The park is primarily a system of Rift Valley flood-plain habitats with associated woodlands on higher ground. It follows the upper Shire river (the western boundary) for 30 km, up to the south-eastern shore of Lake Malombe; a northern section (added in 1977) connects it with Mangochi Mountain Forest Reserve (site MW013). Away from the river, the terrain slopes gently eastwards and is interrupted by two groups of hills (highest peak 921 m). The vegetation of the park is a complex of seven main types, the most widespread being tall, monodominant Colophospermum mopane woodland. Riverine habitats include extensive reedbeds, Hyphaene palm-savanna, flood-plain grassland and semi-evergreen thickets of Acacia–Albizia–Diospyros. A savanna woodland of Adansonia digitata, Acacia spp., Albizia harveyi and small clumps of mopane, interspersed with termitaria, lies adjacent to the flood-plain. On the hills Brachystegia–Julbernardia (miombo) woodland dominates. Cutting east–west across the flood-plain are tributary drainage lines fringed with evergreen forest.
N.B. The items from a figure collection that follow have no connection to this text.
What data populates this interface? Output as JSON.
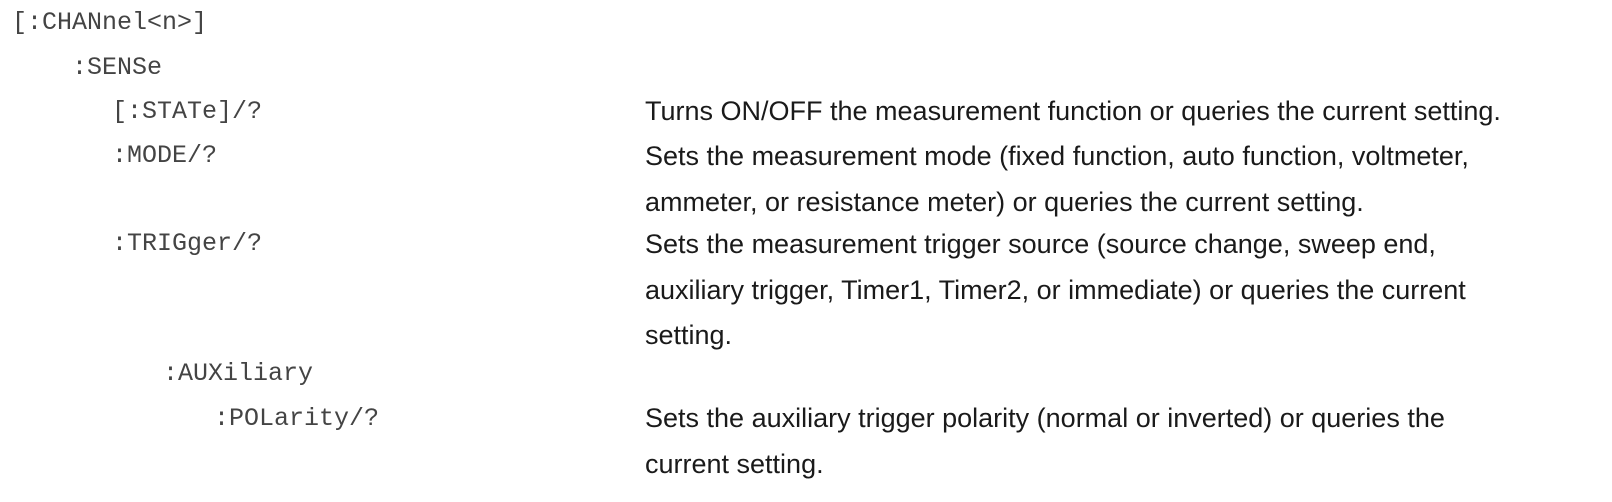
{
  "tree": {
    "channel": ":CHANnel<n>]",
    "channel_prefix": "[",
    "sense": ":SENSe",
    "state": {
      "command": "[:STATe]/?",
      "description": "Turns ON/OFF the measurement function or queries the current setting."
    },
    "mode": {
      "command": ":MODE/?",
      "description": "Sets the measurement mode (fixed function, auto function, voltmeter,\nammeter, or resistance meter) or queries the current setting."
    },
    "trigger": {
      "command": ":TRIGger/?",
      "description": "Sets the measurement trigger source (source change, sweep end,\nauxiliary trigger, Timer1, Timer2, or immediate) or queries the current\nsetting."
    },
    "auxiliary": ":AUXiliary",
    "polarity": {
      "command": ":POLarity/?",
      "description": "Sets the auxiliary trigger polarity (normal or inverted) or queries the\ncurrent setting."
    }
  }
}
See Box and Table 3 for key species. The park has a list of over 380 species. Circus macrourus may winter in small numbers. There are also a few records of Falco naumanni, which is possibly regular on passage, while Gallinago media has been recorded, but its status is unknown. Many aquatic bird species occur, including Gorsachius leuconotus and Ardeola rufiventris, but numbers overall are rather small. Liwonde is the only locality in Malawi where Agapornis lilianae is recorded and is an important site for this lovebird with well over 1,000 individuals occurring in mopane and baobab woodland. It is also the only regular site in the country today for Lybius melanopterus.
Non-bird biodiversity: Vegetation: an epiphytic orchid is almost endemic (Microcoelia ornithocephala; also recorded on the small Sambani Hill to the south).Mammals: the park holds the most important Malawi populations of Kobus ellipsiprymnus (LR/cd) and Hippotragus niger (LR/cd). Reintroduction of Diceros bicornis (CR) and some other species is being undertaken, but the long-term security of the park is far from certain.